I have used it in all kinds of menstrual disorders with excellent results. Uterine disorders with chronic constipation, occasional headache and vertigo are some of the marked symptoms of this remedy. It is a great medicine for amenorrhoea or scanty menses with unbearable pain, burning sensation during urination, however long standing it may be. Irregular menstruation made a rapid recovery. In all the cases cured by this medicine, I noticed that the patient was affectionate and emotional like pulsatilla, and sorrowful with a desire for loneliness like Sepia. In vicarious menstruation I have confirmed its efficacy in five long standing cases. It acted like a miracle in most cases of dysmenorrhoea. A case of obstructive dysmenorrhoea was cured most successfully.
The Kavirajes (the physicians of the Hindu school of medicine ) call it a uterine tonic. They prescribe it in all kinds of uterine affections. I cured a case of arterial congestion of the womb with much tendency to haemorrhage, vesical irritations, and an exceedingly nervous depression with this medicine. Dr. Sanyal, a friend of mine, reported to me a case of displacement of the uterus cured by continuous use of this medicine only. I have found it efficacious in a case of burning leucorrhoea, and this medicine has been used by the Kavirajes for a long time in all sorts of leucorrhoea.
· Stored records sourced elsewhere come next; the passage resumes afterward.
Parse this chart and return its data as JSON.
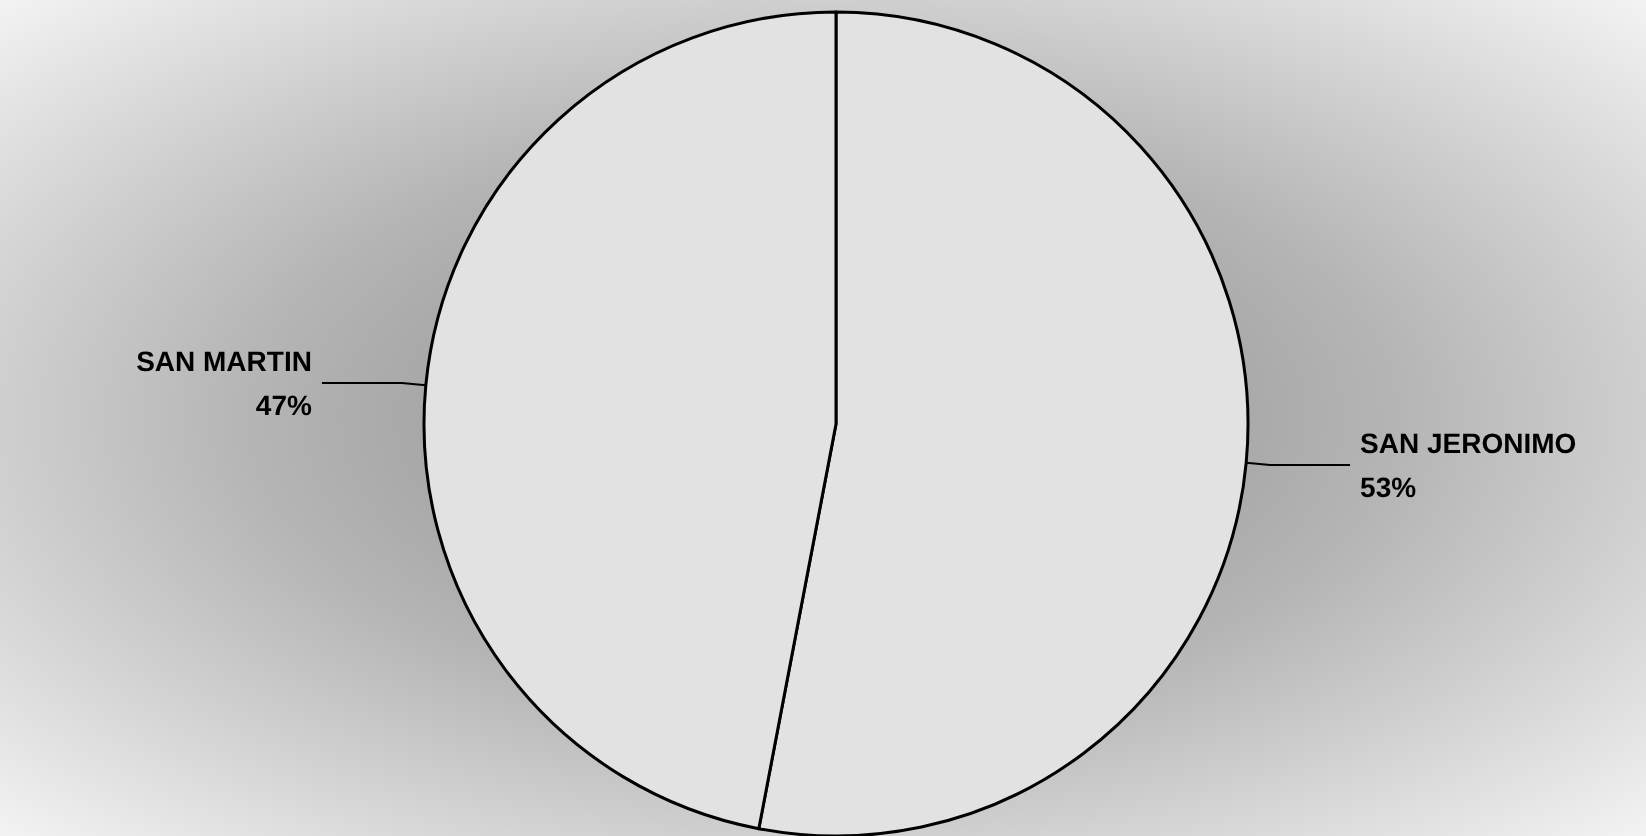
{
  "chart_data": {
    "type": "pie",
    "categories": [
      "SAN JERONIMO",
      "SAN MARTIN"
    ],
    "values": [
      53,
      47
    ],
    "colors": [
      "#e2e2e2",
      "#e2e2e2"
    ],
    "value_labels": [
      "53%",
      "47%"
    ],
    "legend": false
  }
}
It is good medicine for the complaints at the time of menopause. My grandmother once declared it to be a very invaluable remedy for all cases of haemorrhages. I made a brilliant cure in a case of haemoptysis, the patient being a phthisical young lady of sixteen, who had vomited blood for fifteen days. With the administration of the first dose of this medicine the haemorrhage ceased.
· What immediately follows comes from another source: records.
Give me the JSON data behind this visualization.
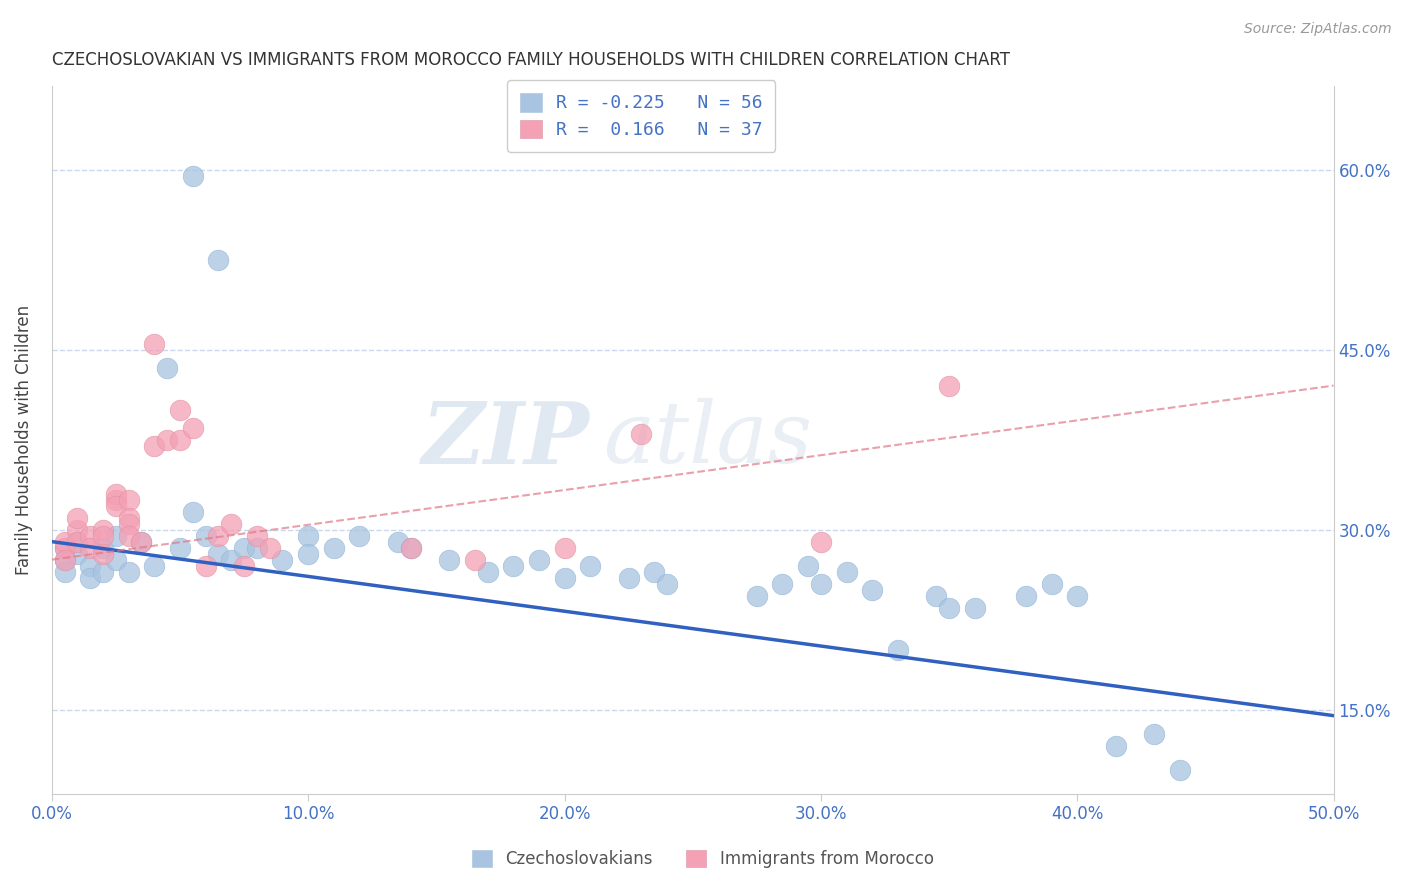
{
  "title": "CZECHOSLOVAKIAN VS IMMIGRANTS FROM MOROCCO FAMILY HOUSEHOLDS WITH CHILDREN CORRELATION CHART",
  "source": "Source: ZipAtlas.com",
  "ylabel": "Family Households with Children",
  "xlim": [
    0.0,
    0.5
  ],
  "ylim": [
    0.08,
    0.67
  ],
  "xticks": [
    0.0,
    0.1,
    0.2,
    0.3,
    0.4,
    0.5
  ],
  "yticks_right": [
    0.15,
    0.3,
    0.45,
    0.6
  ],
  "ytick_labels_right": [
    "15.0%",
    "30.0%",
    "45.0%",
    "60.0%"
  ],
  "xtick_labels": [
    "0.0%",
    "10.0%",
    "20.0%",
    "30.0%",
    "40.0%",
    "50.0%"
  ],
  "blue_color": "#a8c4e0",
  "pink_color": "#f4a0b5",
  "blue_line_color": "#3060c0",
  "pink_line_color": "#e07888",
  "grid_color": "#c8d8ee",
  "blue_scatter_x": [
    0.055,
    0.065,
    0.005,
    0.005,
    0.005,
    0.01,
    0.01,
    0.015,
    0.015,
    0.02,
    0.02,
    0.025,
    0.025,
    0.03,
    0.035,
    0.04,
    0.045,
    0.05,
    0.055,
    0.06,
    0.065,
    0.07,
    0.075,
    0.08,
    0.09,
    0.1,
    0.1,
    0.11,
    0.12,
    0.135,
    0.14,
    0.155,
    0.17,
    0.18,
    0.19,
    0.2,
    0.21,
    0.225,
    0.235,
    0.24,
    0.275,
    0.285,
    0.295,
    0.3,
    0.31,
    0.32,
    0.33,
    0.345,
    0.35,
    0.36,
    0.38,
    0.39,
    0.4,
    0.415,
    0.43,
    0.44
  ],
  "blue_scatter_y": [
    0.595,
    0.525,
    0.285,
    0.275,
    0.265,
    0.29,
    0.28,
    0.27,
    0.26,
    0.285,
    0.265,
    0.275,
    0.295,
    0.265,
    0.29,
    0.27,
    0.435,
    0.285,
    0.315,
    0.295,
    0.28,
    0.275,
    0.285,
    0.285,
    0.275,
    0.295,
    0.28,
    0.285,
    0.295,
    0.29,
    0.285,
    0.275,
    0.265,
    0.27,
    0.275,
    0.26,
    0.27,
    0.26,
    0.265,
    0.255,
    0.245,
    0.255,
    0.27,
    0.255,
    0.265,
    0.25,
    0.2,
    0.245,
    0.235,
    0.235,
    0.245,
    0.255,
    0.245,
    0.12,
    0.13,
    0.1
  ],
  "pink_scatter_x": [
    0.005,
    0.005,
    0.005,
    0.01,
    0.01,
    0.01,
    0.015,
    0.015,
    0.02,
    0.02,
    0.02,
    0.025,
    0.025,
    0.025,
    0.03,
    0.03,
    0.03,
    0.03,
    0.035,
    0.04,
    0.04,
    0.045,
    0.05,
    0.05,
    0.055,
    0.06,
    0.065,
    0.07,
    0.075,
    0.08,
    0.085,
    0.14,
    0.165,
    0.2,
    0.23,
    0.3,
    0.35
  ],
  "pink_scatter_y": [
    0.285,
    0.29,
    0.275,
    0.3,
    0.31,
    0.29,
    0.295,
    0.285,
    0.3,
    0.295,
    0.28,
    0.325,
    0.33,
    0.32,
    0.325,
    0.31,
    0.305,
    0.295,
    0.29,
    0.455,
    0.37,
    0.375,
    0.4,
    0.375,
    0.385,
    0.27,
    0.295,
    0.305,
    0.27,
    0.295,
    0.285,
    0.285,
    0.275,
    0.285,
    0.38,
    0.29,
    0.42
  ],
  "blue_line_x": [
    0.0,
    0.5
  ],
  "blue_line_y": [
    0.29,
    0.145
  ],
  "pink_line_x": [
    0.0,
    0.5
  ],
  "pink_line_y": [
    0.275,
    0.42
  ],
  "legend_blue_R": "R = -0.225",
  "legend_blue_N": "N = 56",
  "legend_pink_R": "R =  0.166",
  "legend_pink_N": "N = 37"
}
For barrenness (sterility) I have three successful reports. It is extremely useful in cases of bleeding piles. Mr. S.D. choudhury, aged 35 years, a clerk of Messrs. Mackinon Mackenzie & Co. Had suffered from this ailment for a long period. Bright red blood with a severe pain and stiffness in back, constipation, slignt burning during urination, burning of the hands, feet, and eyes in evening were prominent symptoms. The patient almost wept while telling his ailments. I tried Nux vom., Hamamelis, and Puls. In vain. Suddenly the use of Asoka as a remedy for the treatment of bleeding piles attracted my imagination, whem I recalled the complete recovery of an old man of our village during my boyhood. I gave this patient the mother tincture in five drops with the result that bleeding stopped the next day There has been no recurrence of the ailments up to the present time although a year has since elapsed.
Most of the patients were temperamentally affectionate, sentimental, nervous, gloomy, religious, had a love for children and an intense desire for motherhood. Their symptoms were similar to Sabina, Sepia, Puls., I gnatia, Hamamelis, Caulophyllum, Cimicifuga, China, Abroma aug., and Viburnum.
Perhaps it antidotes Ferrum.
I have used it successfully after Nux vom., Natrum mur., Sepia, Puls., Sulphur, and Calcarea. I have used China, Nux vom., Naturm mur. And Sulphur as complementary to this medicine.
In all these cases I have used the mother tincture in distilled water, five to ten drop doses.
I wish my brother colleagues of the profession would give it a fair trial and record their opinion of practical cases.